Here is an overview of the data set I'm using, I imported it from an Excel file:
glimpse(ELFS2)
Rows: 227,727
Columns: 18
Groups: ID [5,208]
$ Cohort <chr> "Study 2 - Condition 0", "Study 2 - Condition 0", "Study 2 - Condition 0", "Study …
$ ID <chr> "ID0103", "ID0103", "ID0103", "ID0103", "ID0103", "ID0103", "ID0103", "ID0103", "I…
$ Action <chr> "AddToTrolley", "AddToTrolley", "AddToTrolley", "AddToTrolley", "AddToTrolley", "A…
$ Quantity <dbl> 1, 1, 1, 1, 1, 1, 1, 1, 1, 1, 1, 1, NA, 1, 1, 1, 1, 1, 1, 1, 1, 1, 1, 1, 1, 1, 1, …
$ Product <chr> "Strawberries 300G", "Organic British Semi Skimmed Milk 1.136L, 2 Pint", "Tilda Ba…
$ Price <dbl> 2.50, 0.89, 2.00, 3.30, 4.00, 0.70, 0.70, 0.85, 2.50, 1.60, 1.90, 1.00, 20.54, 2.5…
$ EnergyKCAL <dbl> 125.52, 209.20, 1491.00, 1111.00, 2558.00, 2400.00, 2400.00, 2140.00, 1075.00, 654…
$ EnergyKJ <dbl> 125.52, 209.20, 1491.00, 1111.00, 2558.00, 2400.00, 2400.00, 2140.00, 1075.00, 654…
$ Fat <dbl> 0.1, 1.8, 0.8, 20.0, 49.3, 36.0, 36.0, 26.1, 13.0, 4.4, 33.7, 7.1, NA, 0.1, 1.8, 0…
$ SaturatedFat <dbl> 0.1, 1.1, 0.2, 3.3, 9.8, 21.0, 21.0, 15.6, 4.5, 1.2, 22.2, 1.7, NA, 0.1, 1.1, 0.2,…
$ Carbohydrates <dbl> 6.0, 4.8, 77.7, 0.5, 20.5, 53.0, 53.0, 63.4, 25.0, 21.9, 2.9, 83.0, NA, 6.0, 4.8, …
$ Sugar <dbl> 6.0, 4.8, 0.5, 0.5, 5.4, 49.0, 49.0, 47.5, 2.1, 4.1, 0.4, 5.2, NA, 6.0, 4.8, 0.5, …

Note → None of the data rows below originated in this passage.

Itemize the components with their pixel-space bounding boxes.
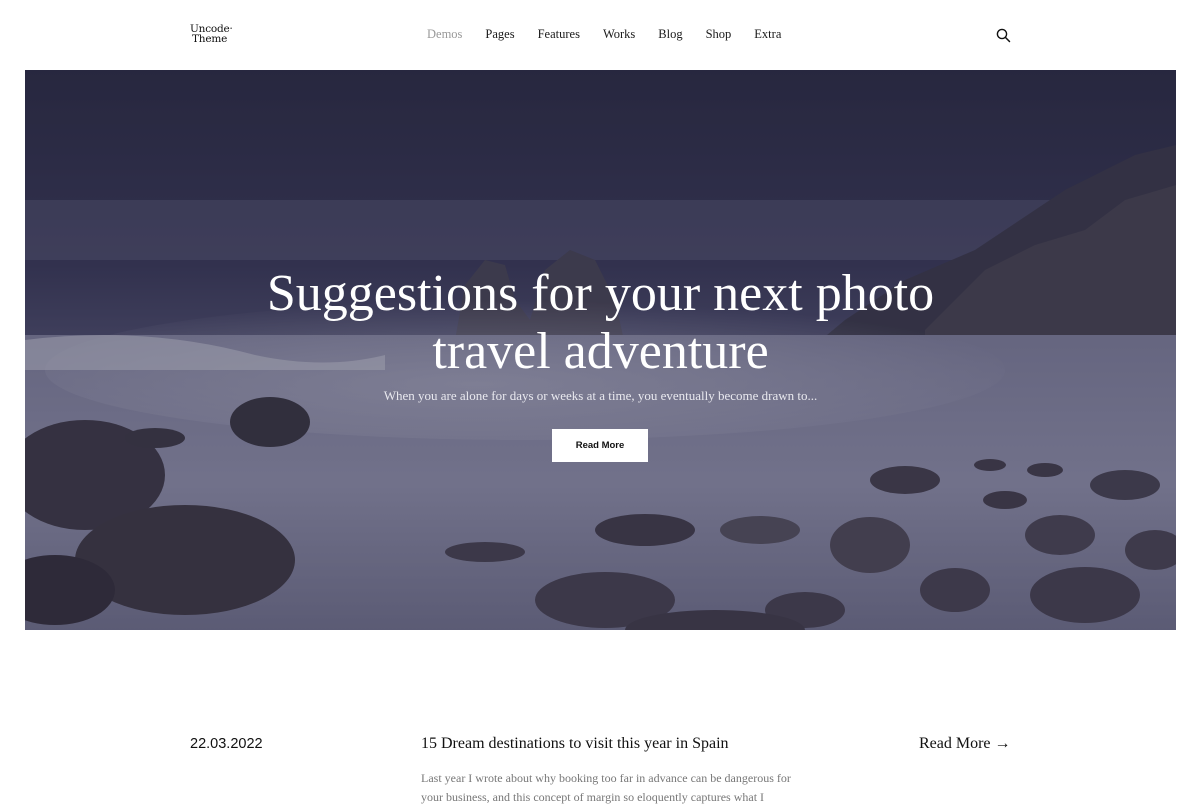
post-read-more-link[interactable]: Read More →: [919, 735, 1011, 753]
hero-read-more-button[interactable]: Read More: [552, 429, 648, 462]
main-nav: Demos Pages Features Works Blog Shop Ext…: [427, 27, 804, 42]
hero-title-line-1: Suggestions for your next photo: [266, 265, 935, 322]
post-date: 22.03.2022: [190, 736, 263, 752]
search-button[interactable]: [996, 28, 1011, 43]
site-header: Uncode• Theme Demos Pages Features Works…: [0, 0, 1200, 70]
search-icon: [996, 28, 1011, 43]
logo-line-2: Theme: [192, 32, 228, 45]
site-logo[interactable]: Uncode• Theme: [190, 24, 232, 45]
hero-title: Suggestions for your next photo travel a…: [25, 265, 1176, 381]
nav-item-blog[interactable]: Blog: [658, 27, 682, 42]
nav-item-features[interactable]: Features: [538, 27, 580, 42]
post-excerpt: Last year I wrote about why booking too …: [421, 771, 791, 804]
nav-item-pages[interactable]: Pages: [485, 27, 514, 42]
post-title-link[interactable]: 15 Dream destinations to visit this year…: [421, 735, 729, 753]
nav-item-extra[interactable]: Extra: [754, 27, 781, 42]
nav-item-shop[interactable]: Shop: [706, 27, 732, 42]
nav-item-demos[interactable]: Demos: [427, 27, 462, 42]
nav-item-works[interactable]: Works: [603, 27, 635, 42]
hero-subtitle: When you are alone for days or weeks at …: [383, 388, 818, 403]
hero-banner: Suggestions for your next photo travel a…: [25, 70, 1176, 630]
hero-title-line-2: travel adventure: [432, 323, 769, 380]
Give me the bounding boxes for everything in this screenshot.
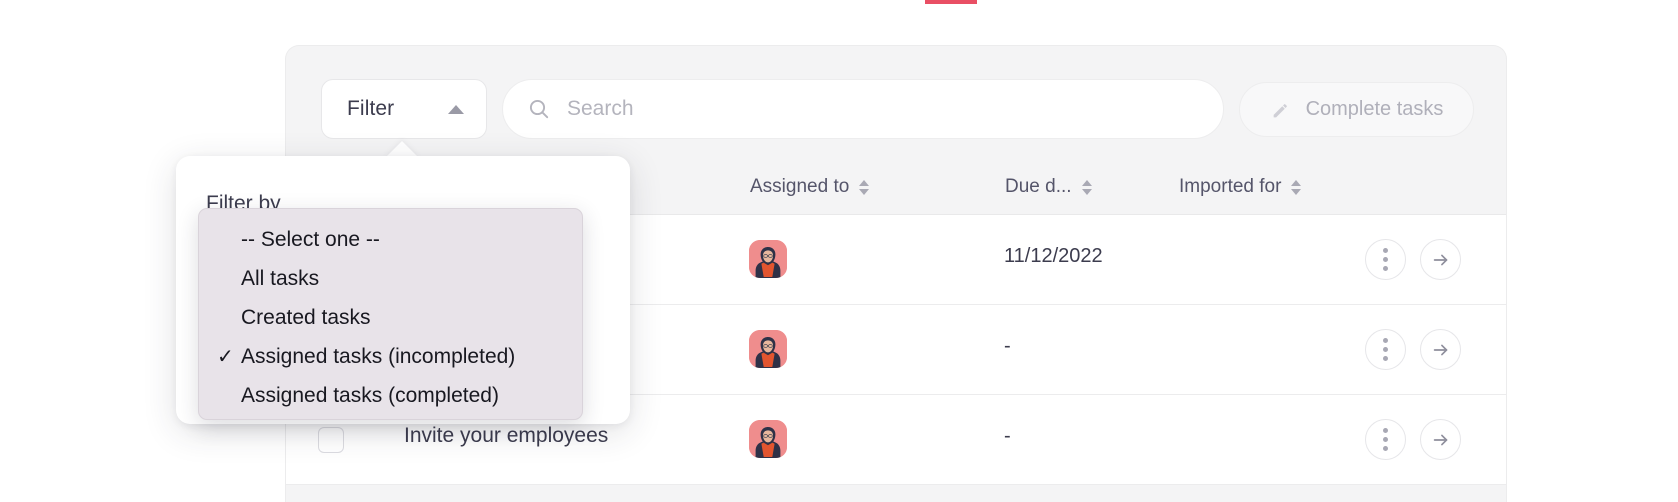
select-option-all-tasks[interactable]: All tasks xyxy=(199,259,582,298)
column-header-label: Imported for xyxy=(1179,176,1282,197)
row-due-date: - xyxy=(1004,425,1011,447)
kebab-menu-icon[interactable] xyxy=(1365,329,1406,370)
column-header-due-date[interactable]: Due d... xyxy=(1005,176,1092,198)
sort-arrows-icon xyxy=(859,179,870,195)
sort-arrows-icon xyxy=(1081,179,1092,195)
row-task-title: Invite your employees xyxy=(404,424,609,447)
select-option-label: Created tasks xyxy=(241,305,371,329)
complete-tasks-button[interactable]: Complete tasks xyxy=(1239,82,1474,137)
select-option-label: -- Select one -- xyxy=(241,227,380,251)
filter-select-listbox[interactable]: -- Select one -- All tasks Created tasks… xyxy=(198,208,583,420)
complete-tasks-label: Complete tasks xyxy=(1305,98,1444,120)
avatar xyxy=(749,330,787,368)
pencil-icon xyxy=(1270,99,1292,121)
kebab-menu-icon[interactable] xyxy=(1365,239,1406,280)
select-option-created-tasks[interactable]: Created tasks xyxy=(199,298,582,337)
row-actions xyxy=(1365,329,1461,370)
avatar xyxy=(749,240,787,278)
avatar xyxy=(749,420,787,458)
filter-button-label: Filter xyxy=(347,97,395,120)
column-header-label: Assigned to xyxy=(750,176,850,197)
select-option-assigned-incompleted[interactable]: ✓ Assigned tasks (incompleted) xyxy=(199,337,582,376)
column-header-assigned-to[interactable]: Assigned to xyxy=(750,176,870,198)
search-input[interactable] xyxy=(567,97,1167,121)
caret-up-icon xyxy=(448,104,464,114)
select-option-label: Assigned tasks (completed) xyxy=(241,383,499,407)
row-actions xyxy=(1365,239,1461,280)
kebab-menu-icon[interactable] xyxy=(1365,419,1406,460)
column-header-label: Due d... xyxy=(1005,176,1072,197)
sort-arrows-icon xyxy=(1291,179,1302,195)
column-header-imported-for[interactable]: Imported for xyxy=(1179,176,1302,198)
select-option-label: All tasks xyxy=(241,266,320,290)
select-option-assigned-completed[interactable]: Assigned tasks (completed) xyxy=(199,376,582,415)
row-checkbox[interactable] xyxy=(318,427,344,453)
arrow-right-icon[interactable] xyxy=(1420,419,1461,460)
arrow-right-icon[interactable] xyxy=(1420,329,1461,370)
tasks-toolbar: Filter Compl xyxy=(286,46,1506,159)
filter-button[interactable]: Filter xyxy=(321,79,487,139)
page-root: Filter Compl xyxy=(0,0,1678,502)
row-due-date: - xyxy=(1004,335,1011,357)
row-due-date: 11/12/2022 xyxy=(1004,245,1103,267)
search-box[interactable] xyxy=(502,79,1224,139)
active-tab-accent-bar xyxy=(925,0,977,4)
option-check-icon: ✓ xyxy=(217,346,234,368)
search-icon xyxy=(527,97,551,121)
row-actions xyxy=(1365,419,1461,460)
select-option-label: Assigned tasks (incompleted) xyxy=(241,344,516,368)
arrow-right-icon[interactable] xyxy=(1420,239,1461,280)
select-option-select-one[interactable]: -- Select one -- xyxy=(199,220,582,259)
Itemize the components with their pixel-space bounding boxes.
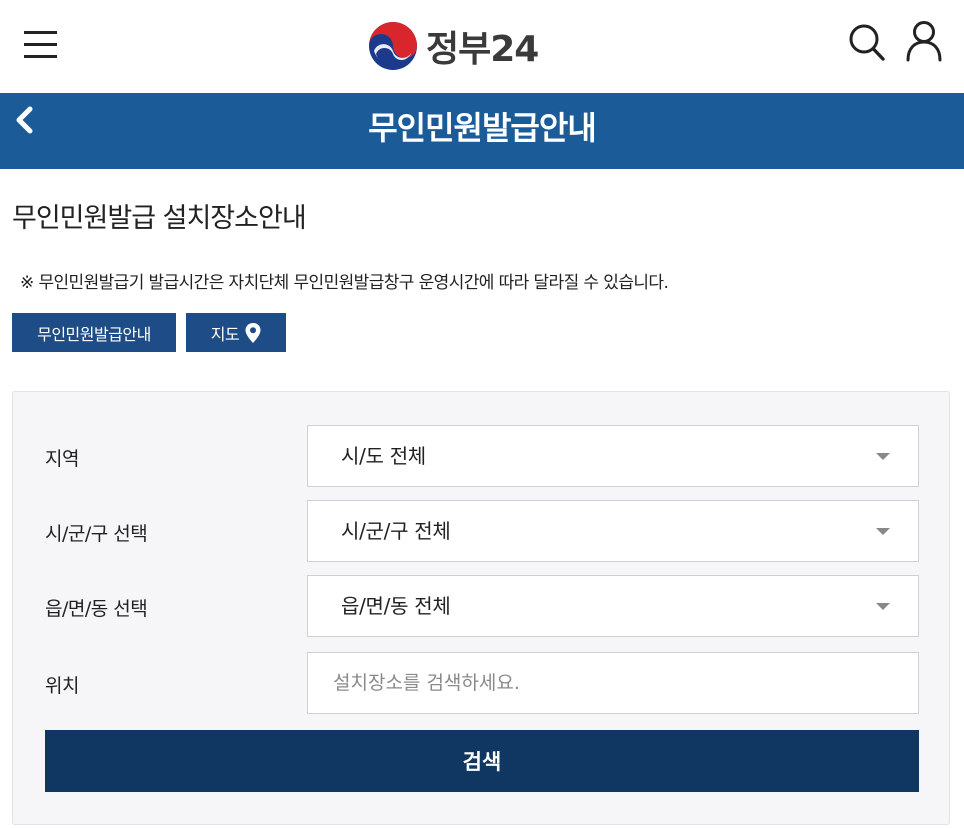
tab-label: 무인민원발급안내 xyxy=(37,324,151,344)
location-search-input[interactable] xyxy=(307,652,919,714)
region-select[interactable]: 시/도 전체 xyxy=(307,425,919,487)
town-label: 읍/면/동 선택 xyxy=(45,598,148,620)
tab-map[interactable]: 지도 xyxy=(186,313,286,352)
caret-down-icon xyxy=(876,453,890,460)
district-label: 시/군/구 선택 xyxy=(45,523,148,545)
search-panel: 지역 시/도 전체 시/군/구 선택 시/군/구 전체 읍/면/동 선택 읍/면… xyxy=(12,391,950,825)
title-bar: 무인민원발급안내 xyxy=(0,93,964,169)
town-select-value: 읍/면/동 전체 xyxy=(341,594,451,618)
map-pin-icon xyxy=(245,322,261,343)
taegeuk-emblem-icon xyxy=(369,22,417,70)
search-icon[interactable] xyxy=(848,22,886,62)
district-select[interactable]: 시/군/구 전체 xyxy=(307,500,919,562)
logo-text: 정부24 xyxy=(426,29,539,70)
caret-down-icon xyxy=(876,603,890,610)
top-header: 정부24 xyxy=(0,0,964,93)
notice-text: ※ 무인민원발급기 발급시간은 자치단체 무인민원발급창구 운영시간에 따라 달… xyxy=(20,273,669,293)
search-button[interactable]: 검색 xyxy=(45,730,919,792)
section-title: 무인민원발급 설치장소안내 xyxy=(12,203,307,234)
page-title: 무인민원발급안내 xyxy=(368,109,597,147)
tab-unmanned-guide[interactable]: 무인민원발급안내 xyxy=(12,313,176,352)
town-select[interactable]: 읍/면/동 전체 xyxy=(307,575,919,637)
user-icon[interactable] xyxy=(905,20,943,62)
tab-label: 지도 xyxy=(210,324,240,344)
site-logo[interactable]: 정부24 xyxy=(368,20,539,72)
caret-down-icon xyxy=(876,528,890,535)
district-select-value: 시/군/구 전체 xyxy=(341,519,451,543)
region-label: 지역 xyxy=(45,448,79,470)
hamburger-menu-icon[interactable] xyxy=(24,29,58,61)
location-label: 위치 xyxy=(45,675,79,697)
back-button[interactable] xyxy=(10,103,40,137)
region-select-value: 시/도 전체 xyxy=(341,444,426,468)
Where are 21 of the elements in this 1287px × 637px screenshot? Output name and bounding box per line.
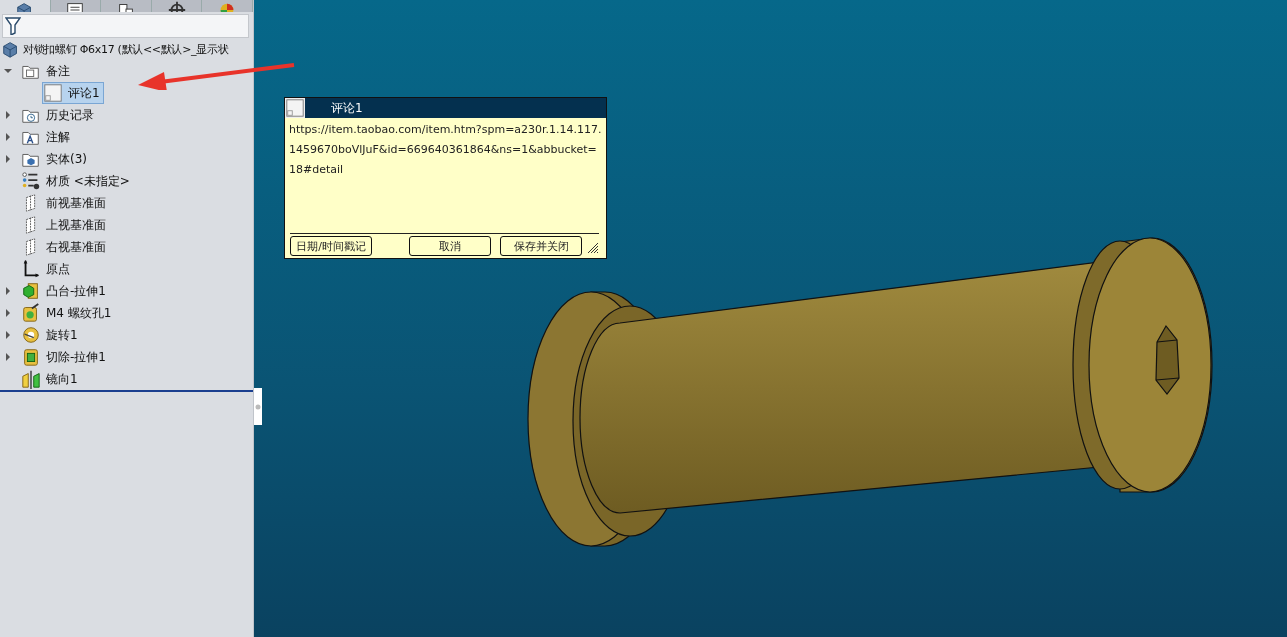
tree-item[interactable]: 评论1	[42, 82, 104, 104]
tree-item-label[interactable]: M4 螺纹孔1	[46, 304, 112, 322]
save-close-button[interactable]: 保存并关闭	[500, 236, 582, 256]
note-text[interactable]: https://item.taobao.com/item.htm?spm=a230r.1.14.117.1459670boVlJuF&id=669640361864&ns=1&abbucket=18#detail	[285, 118, 606, 233]
tree-item-label[interactable]: 旋转1	[46, 326, 78, 344]
tree-item-label[interactable]: 凸台-拉伸1	[46, 282, 106, 300]
tree-item-label[interactable]: 上视基准面	[46, 216, 106, 234]
tree-item-label[interactable]: 材质 <未指定>	[46, 172, 130, 190]
timestamp-button[interactable]: 日期/时间戳记	[290, 236, 372, 256]
part-name[interactable]: 对锁扣螺钉 Φ6x17 (默认<<默认>_显示状	[23, 41, 229, 57]
tree-item-label[interactable]: 历史记录	[46, 106, 94, 124]
cancel-button[interactable]: 取消	[409, 236, 491, 256]
tree-item-label[interactable]: 备注	[46, 62, 70, 80]
tree-item-label[interactable]: 镜向1	[46, 370, 78, 388]
tree-item-label[interactable]: 原点	[46, 260, 70, 278]
note-title: 评论1	[331, 99, 363, 117]
tree-item-label[interactable]: 前视基准面	[46, 194, 106, 212]
tree-item-label[interactable]: 切除-拉伸1	[46, 348, 106, 366]
tree-item-label[interactable]: 实体(3)	[46, 150, 87, 168]
tree-item-label[interactable]: 注解	[46, 128, 70, 146]
tree-item-label[interactable]: 右视基准面	[46, 238, 106, 256]
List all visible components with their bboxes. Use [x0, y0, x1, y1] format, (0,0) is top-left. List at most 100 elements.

$ Fibre <dbl> 1.1, 0.0, 1.0, 0.5, 6.1, 0.0, 0.0, 0.0, 0.0, 1.1, 0.6, 2.5, NA, 1.1, 0.0, 1.0, 0.5…
$ Protein <dbl> 0.8, 3.6, 7.8, 21.5, 19.8, 8.2, 8.2, 6.6, 10.0, 6.5, 21.9, 6.5, NA, 0.8, 3.6, 7.8,…
$ Salt <dbl> 0.01, 0.10, 0.03, 0.33, 0.86, 0.19, 0.19, 0.59, 0.98, 0.49, 1.40, 2.00, NA, 0.01, …
$ ProductWeight <chr> "300g", "1136ml", "500g", "240g", "350g", "30g", "30g", "43g", "335g", "400g", "15…
$ Approval <dbl> 0, 0, 0, 0, 0, 0, 0, 0, 0, 0, 0, 0, 0, 0, 0, 0, 0, 0, 0, 0, 0, 0, 1, 0, 0, 0, 0, 0…
$ Approval1 <lgl> NA, NA, NA, NA, NA, NA, NA, NA, NA, NA, NA, NA, NA, NA, NA, NA, NA, NA, NA, NA, NA…
>
I've noticed that whilst entering a variable in the code, R will still suggest the variable as usual in a drop-down menu. However, when I select the variable from the suggestions, R enters it with "", as if it were a character:
ELFS2[, "Approval"]
For the following piece of code it doesn't return any error, but it doesn't perform the task. The code used to create a new variable called Approval1 which would have a '1' whenever there was a '1' in the variable Approval in any of the rows for each participant. Now, it creates the new variable Approval1, but this variable contains only NAs:
ELFS2 <- ELFS2 %>%
group_by(ID) %>%
mutate(Approval1 = ifelse(sum(Approval)>0, 1, 0))
The following code should remove all rows for which the variable 'Fat' is unequal 1. However, when I run the code it returns an error message, telling me that the variable is not found at all:
ELFS2.1 <- ELFS2[Fat == 1]
Error in `[.tbl_df`(ELFS2, Fat == 1) : object 'Fat' not found
I thought the variables might not be correctly classified but it all seems correct to me?
The problem relates to all variables as far as I can see. Can anyone make sense of this? I would really appreciate some help! Many many thanks in advance!